Scaling Laws in the Tiny Regime: How Small Models Change Their Mistakes

Neural scaling laws describe how model performance improves as a power law with size, but existing work focuses on models above 100M parameters. The sub-20M regime -- where TinyML and edge AI operate -- remains unexamined. We train 90 models (22K--19.8M parameters) across two architectures (plain ConvNet, MobileNetV2) on CIFAR-100, varying width while holding depth and training fixed. Both follow approximate power laws in error rate: $α= 0.156 \pm 0.002$ (ScaleCNN) and $α= 0.106 \pm 0.001$ (MobileNetV2) across five seeds. Since prior work fit cross-entropy loss rather than error rate, direct exponent comparison is approximate; with that caveat, these are 1.4--2x steeper than $α\approx 0.076$ for large language models. The power law does not hold uniformly: local exponents decay with scale, and MobileNetV2 saturates at 19.8M parameters ($α_{\mathrm{local}} = 0.006$). Error structure also changes. Jaccard overlap between error sets of the smallest and largest ScaleCNN is only 0.35 (25 seed pairs, $\pm 0.004$) -- compression changes which inputs are misclassified, not merely how many. Small models concentrate capacity on easy classes (Gini: 0.26 at 22K vs. 0.09 at 4.7M) while abandoning the hardest (bottom-5 accuracy: 10% vs. 53%). Counter to expectation, the smallest models are best calibrated (ECE = 0.013 vs. peak 0.110 at mid-size). Aggregate accuracy is therefore misleading for edge deployment; validation must happen at the target model size.

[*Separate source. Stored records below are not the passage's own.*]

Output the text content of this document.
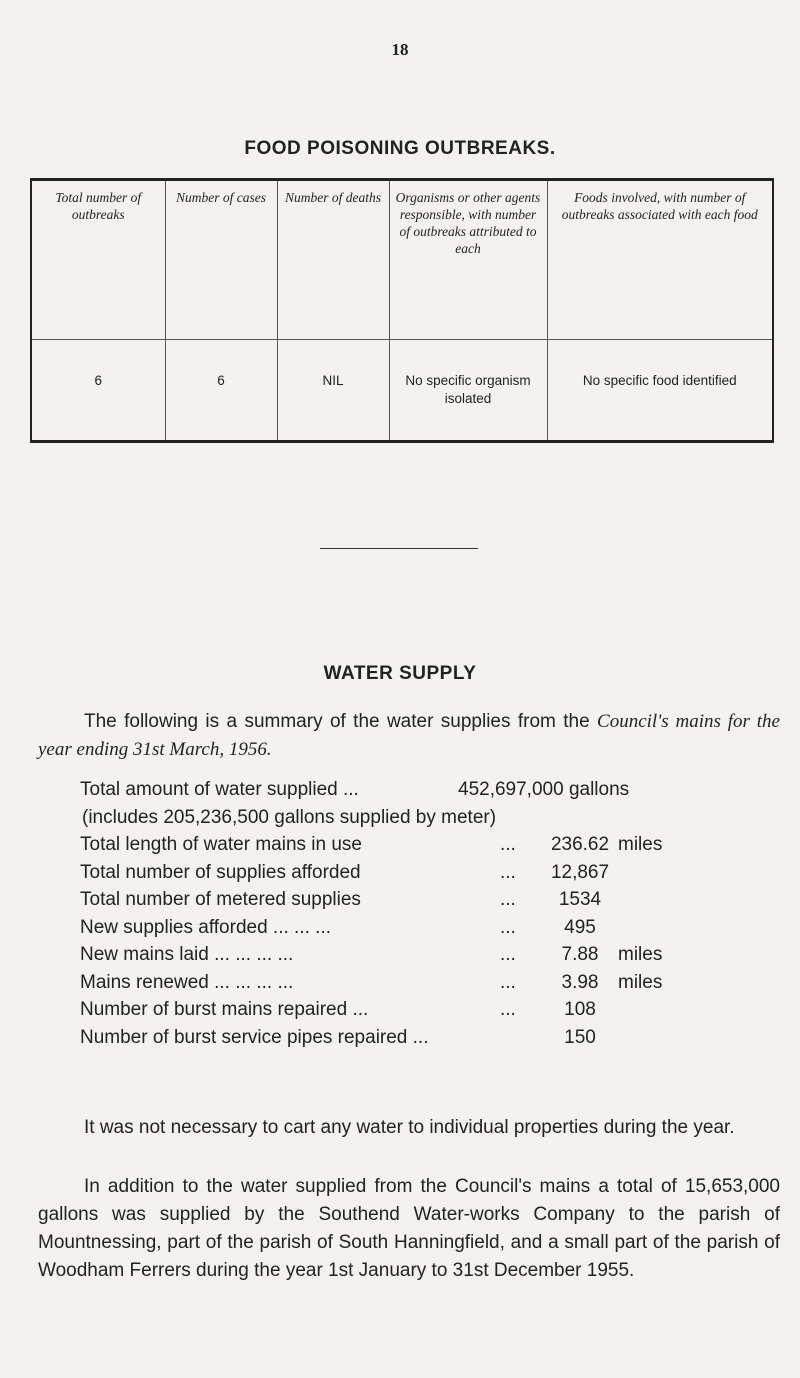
18
FOOD POISONING OUTBREAKS.
Total number of outbreaks	Number of cases	Number of deaths	Organisms or other agents responsible, with number of outbreaks attributed to each	Foods involved, with number of outbreaks associated with each food
6	6	NIL	No specific organism isolated	No specific food identified
WATER SUPPLY
The following is a summary of the water supplies from the Council's mains for the year ending 31st March, 1956.
Total amount of water supplied ...	452,697,000 gallons
(includes 205,236,500 gallons supplied by meter)
Total length of water mains in use	...	236.62 miles
Total number of supplies afforded	...	12,867
Total number of metered supplies	...	1534
New supplies afforded ... ... ...	...	495
New mains laid ... ... ... ...	...	7.88 miles
Mains renewed ... ... ... ...	...	3.98 miles
Number of burst mains repaired ...	...	108
Number of burst service pipes repaired ...	150
It was not necessary to cart any water to individual properties during the year.
In addition to the water supplied from the Council's mains a total of 15,653,000 gallons was supplied by the Southend Water-works Company to the parish of Mountnessing, part of the parish of South Hanningfield, and a small part of the parish of Woodham Ferrers during the year 1st January to 31st December 1955.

翻译：神经尺度律描述了模型性能如何随规模呈幂律提升，但现有研究主要关注参数量超过1亿的模型。参数量低于2000万的领域——即TinyML与边缘AI的运行区间——尚未得到充分研究。我们在CIFAR-100数据集上训练了90个模型（参数量22K-19.8M），涵盖两种架构（普通ConvNet、MobileNetV2），在固定深度和训练设置下调整宽度。两类模型在错误率上均遵循近似幂律关系：$α= 0.156 \pm 0.002$（ScaleCNN）与$α= 0.106 \pm 0.001$（MobileNetV2）（基于五次随机种子）。由于先前研究拟合的是交叉熵损失而非错误率，直接进行指数比较仅为近似估计；在此前提下，这些指数比大型语言模型的$α\approx 0.076$陡峭1.4-2倍。幂律并非全局成立：局部指数随规模衰减，且MobileNetV2在19.8M参数量处趋于饱和（$α_{\mathrm{local}} = 0.006$）。错误结构亦发生变化：最小与最大ScaleCNN模型错误集合间的杰卡德重叠系数仅为0.35（25组种子对，$\pm 0.004$）——模型压缩改变了被误分类的样本构成，而不仅是错误数量。小模型将容量集中于简单类别（基尼系数：22K时为0.26 vs. 4.7M时为0.09），同时放弃了最困难类别（末5位准确率：10% vs. 53%）。与预期相反，最小模型的校准度最佳（ECE = 0.013 vs. 中等规模峰值0.110）。因此，聚合准确率对边缘部署具有误导性；验证必须在目标模型规模下进行。